Acrylic paints are made of an acrylic medium, with coloured pigments mixed in it. You can actually create your own acrylic paint if you get a transparent acrylic medium, and add some pigment - these could be any kind of pigments that are small enough to be used for paiting.

Before you start painting, shake your paint vigorously so the pigmens will get mixed with the medium evenly.

After drying: Acrylic paint becomes a layer of plastic when it dries. The event is called "curing". The cured acrylic paint is water resistant, so you can wash it.



Diluting: Acrylic paints are diluted by water - preferably distilled water, so it won't have any additional material in it. You can also use alcohol if you need faster drying acrylics. If the paint is getting creamy, you can add some distilled water to save the paint before it dries up.

Correcting: After the previous layer is dry, you can remove the latest wet part by a wet brush, or the whole layer by washing it in water. Do not scrub it, try to be gentle.

Stripping: There are several methods you can use to remove acrylic paint from your models: Miniatures - Removing paint from miniatures



Cold (below 9 Celsius): Below 9 Celsius, the curing process of the acrylic paint can be hampered. The acrylic medium could separate, creating cracks in the drying paint.
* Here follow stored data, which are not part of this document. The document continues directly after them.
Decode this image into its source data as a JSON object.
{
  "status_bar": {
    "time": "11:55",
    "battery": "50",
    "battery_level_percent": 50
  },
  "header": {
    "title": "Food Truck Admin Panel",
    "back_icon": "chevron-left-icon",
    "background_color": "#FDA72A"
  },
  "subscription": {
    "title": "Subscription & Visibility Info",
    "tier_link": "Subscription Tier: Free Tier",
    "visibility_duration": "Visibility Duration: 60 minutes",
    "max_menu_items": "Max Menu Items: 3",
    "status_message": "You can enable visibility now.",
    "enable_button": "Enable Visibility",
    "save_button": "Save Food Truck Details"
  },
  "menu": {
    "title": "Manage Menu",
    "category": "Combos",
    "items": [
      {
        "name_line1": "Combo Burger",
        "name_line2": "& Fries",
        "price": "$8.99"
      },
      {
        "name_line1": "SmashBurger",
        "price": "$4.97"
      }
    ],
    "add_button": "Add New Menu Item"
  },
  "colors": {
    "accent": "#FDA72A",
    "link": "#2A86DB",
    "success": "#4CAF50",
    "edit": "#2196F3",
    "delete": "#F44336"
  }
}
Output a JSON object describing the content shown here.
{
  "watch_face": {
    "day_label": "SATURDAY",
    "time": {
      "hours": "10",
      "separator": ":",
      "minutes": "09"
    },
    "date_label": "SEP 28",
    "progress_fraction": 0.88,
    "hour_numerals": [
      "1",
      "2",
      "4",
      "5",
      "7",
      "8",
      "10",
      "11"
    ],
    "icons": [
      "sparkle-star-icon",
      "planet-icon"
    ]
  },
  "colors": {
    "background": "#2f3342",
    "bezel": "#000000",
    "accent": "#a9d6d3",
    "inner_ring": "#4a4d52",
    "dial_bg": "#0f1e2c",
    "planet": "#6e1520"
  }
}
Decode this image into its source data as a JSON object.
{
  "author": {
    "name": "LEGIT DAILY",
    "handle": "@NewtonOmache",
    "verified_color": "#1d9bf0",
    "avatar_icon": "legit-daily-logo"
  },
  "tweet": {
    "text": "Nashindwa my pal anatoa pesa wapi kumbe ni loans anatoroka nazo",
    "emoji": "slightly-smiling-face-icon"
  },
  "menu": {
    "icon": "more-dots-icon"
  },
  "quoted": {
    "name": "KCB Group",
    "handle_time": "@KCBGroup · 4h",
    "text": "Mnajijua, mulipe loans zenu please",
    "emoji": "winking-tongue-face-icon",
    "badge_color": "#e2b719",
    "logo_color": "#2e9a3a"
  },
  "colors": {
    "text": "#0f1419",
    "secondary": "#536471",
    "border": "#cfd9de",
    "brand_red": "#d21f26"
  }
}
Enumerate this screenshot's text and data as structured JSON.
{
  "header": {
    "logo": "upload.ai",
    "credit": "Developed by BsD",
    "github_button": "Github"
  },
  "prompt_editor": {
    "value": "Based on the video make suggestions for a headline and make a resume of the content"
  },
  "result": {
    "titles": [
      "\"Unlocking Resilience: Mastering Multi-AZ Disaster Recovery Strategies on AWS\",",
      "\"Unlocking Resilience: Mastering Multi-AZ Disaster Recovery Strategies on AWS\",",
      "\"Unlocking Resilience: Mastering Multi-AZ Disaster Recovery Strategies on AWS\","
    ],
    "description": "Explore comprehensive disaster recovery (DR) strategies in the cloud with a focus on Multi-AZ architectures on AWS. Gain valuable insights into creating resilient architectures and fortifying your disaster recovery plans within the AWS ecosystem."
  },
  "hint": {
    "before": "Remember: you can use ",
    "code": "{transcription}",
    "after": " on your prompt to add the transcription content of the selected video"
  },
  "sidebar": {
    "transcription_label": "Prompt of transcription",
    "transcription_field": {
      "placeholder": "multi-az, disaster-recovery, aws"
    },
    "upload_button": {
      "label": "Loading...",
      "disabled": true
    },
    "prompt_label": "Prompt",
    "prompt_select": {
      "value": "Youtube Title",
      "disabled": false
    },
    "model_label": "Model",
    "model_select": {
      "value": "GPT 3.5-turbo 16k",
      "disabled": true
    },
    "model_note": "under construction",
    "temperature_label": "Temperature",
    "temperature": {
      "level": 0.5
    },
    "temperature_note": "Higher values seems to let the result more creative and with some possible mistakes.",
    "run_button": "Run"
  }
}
Exteme cold (below 0 Celsius): As acrylic paints are water based, the paint could freeze. After a couple of freezing and thawing, this could damage your paint, creating a rubbery consistency.

Extreme heat: As acrylic paint are water based, so take care while painting, that the water could evaporate thus drying up your paint. You could use a wet palette or an ice palette to avoid this.


Acrylic paints - Resources

Julie Caves (for Jackson Art): Painting in cold weather: Tutorial article about acrylic paints.§

Marion Boddy-Evans (for ThoughtCo): Will Acrylic Paints Be Harmed by Freezing Temperatures?: Tutorial article about acrylic paints.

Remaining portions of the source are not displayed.